Накоплено достаточно данных, что существует зависимость легкости родоразрешения в череде поколений. Если мама, бабушка матери рожали легко, то большая вероятность, что и у нее самой роды пройдут легко. С точки зрения С. Грофа — это связано с пренатальными матрицами [15], запечатленными роженицей в момент рождения. Последователи сценарного подхода упирают на воспроизведение сценария. Если женщине в семье внушается, что у нас в роду роды легкие, то вероятность легких родов для нее выше.
В сюжетно-ролевых играх в дочки-матери и в семью происходят конкретизация и развитие некоторых компонентов материнской сферы. По логике развития самой сюжетно-ролевой игры первоначально возникают сюжетно-отобразительные действия (кормление куклы, укачивание), а затем принятие на себя роли матери. Проживание в роли состояний своего персонажа идентификация с ним, моделирование в игровых ситуациях реальных событий из жизни дает возможность «отработки» не только мотивационных основ, но и умений материнства. Условность игрушки позволяет свободно разыгрывать различные ситуации, наделять куклу разными свойствами и способностями, помогая формировать свой собственный образ младенца и способы взаимодействия с ним.
В игре с куклой участвует и отношение взрослых как к самим куклам, так и к играм с ними. Конкретное влияние на развитие эмоционального отношения к ребенку можно усмотреть только в особенно ярких случаях извращения отношения взрослых, когда им либо неприятен вид игры, либо они поощряют или не замечают возможных садистских элементов в игре: выкалывание глаз, поломки и т.п.
Значение, которое придавалось кукле в народной педагогике, свидетельствует об осознании связи игры в куклы с развитием материнства. В России кукла передавалась от матери к дочери, специально изготовлялась для дочери. Куклу наряжали к празднику, вывозили в гости, на смотринах невесты она служила доказательством готовности девушки к роли хозяйки и матери.

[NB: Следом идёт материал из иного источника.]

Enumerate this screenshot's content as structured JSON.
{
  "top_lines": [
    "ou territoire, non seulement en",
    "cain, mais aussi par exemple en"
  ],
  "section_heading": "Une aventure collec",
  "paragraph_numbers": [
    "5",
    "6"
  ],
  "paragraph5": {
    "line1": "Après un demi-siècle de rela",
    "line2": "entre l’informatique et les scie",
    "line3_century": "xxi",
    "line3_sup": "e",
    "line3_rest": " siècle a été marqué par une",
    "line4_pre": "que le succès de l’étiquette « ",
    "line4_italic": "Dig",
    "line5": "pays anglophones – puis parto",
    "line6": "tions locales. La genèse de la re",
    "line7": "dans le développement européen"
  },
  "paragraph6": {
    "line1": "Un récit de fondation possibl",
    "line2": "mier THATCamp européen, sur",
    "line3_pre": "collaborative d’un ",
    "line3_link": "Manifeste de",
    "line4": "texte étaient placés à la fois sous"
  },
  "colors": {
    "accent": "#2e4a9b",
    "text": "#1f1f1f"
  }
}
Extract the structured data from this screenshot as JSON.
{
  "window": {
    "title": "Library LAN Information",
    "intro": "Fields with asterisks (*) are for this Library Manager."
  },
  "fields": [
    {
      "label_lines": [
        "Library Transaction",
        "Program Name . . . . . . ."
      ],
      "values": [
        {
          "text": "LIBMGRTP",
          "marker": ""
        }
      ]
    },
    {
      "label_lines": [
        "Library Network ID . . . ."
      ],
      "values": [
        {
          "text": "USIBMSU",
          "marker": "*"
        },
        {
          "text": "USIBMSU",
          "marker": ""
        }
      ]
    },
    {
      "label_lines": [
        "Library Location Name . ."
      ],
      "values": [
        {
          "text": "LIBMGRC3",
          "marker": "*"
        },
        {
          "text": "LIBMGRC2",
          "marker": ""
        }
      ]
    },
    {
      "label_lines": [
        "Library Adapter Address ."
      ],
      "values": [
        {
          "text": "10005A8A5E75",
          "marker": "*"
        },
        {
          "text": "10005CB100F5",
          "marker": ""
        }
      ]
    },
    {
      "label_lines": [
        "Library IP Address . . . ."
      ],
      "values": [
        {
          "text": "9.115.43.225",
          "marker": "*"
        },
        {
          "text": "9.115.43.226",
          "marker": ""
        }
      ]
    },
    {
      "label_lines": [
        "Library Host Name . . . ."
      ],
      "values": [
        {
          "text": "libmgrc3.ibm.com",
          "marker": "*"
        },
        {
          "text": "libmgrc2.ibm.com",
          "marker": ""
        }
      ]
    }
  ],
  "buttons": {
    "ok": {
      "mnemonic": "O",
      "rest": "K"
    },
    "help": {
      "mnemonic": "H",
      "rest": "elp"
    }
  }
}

Эти традиции помогали сохранять и поддерживать культурную и семейную модели материнства. В современном обществе на этом этапе развития полноценной замены усмотреть не удается, поскольку в играх с куклой происходит смещение с куклы-младенца на куклу-даму, где уже идет отработка совсем других ролей.
В психологии отмечается также важность для женщины опыта взаимодействия с младенцами в детском возрасте, так называемое «няньченье». [48. С. 20.] Результатом такого опыта является, помимо освоения некоторых навыков обращения с ребенком, появление к нему интереса и положительно-эмоционального отношения.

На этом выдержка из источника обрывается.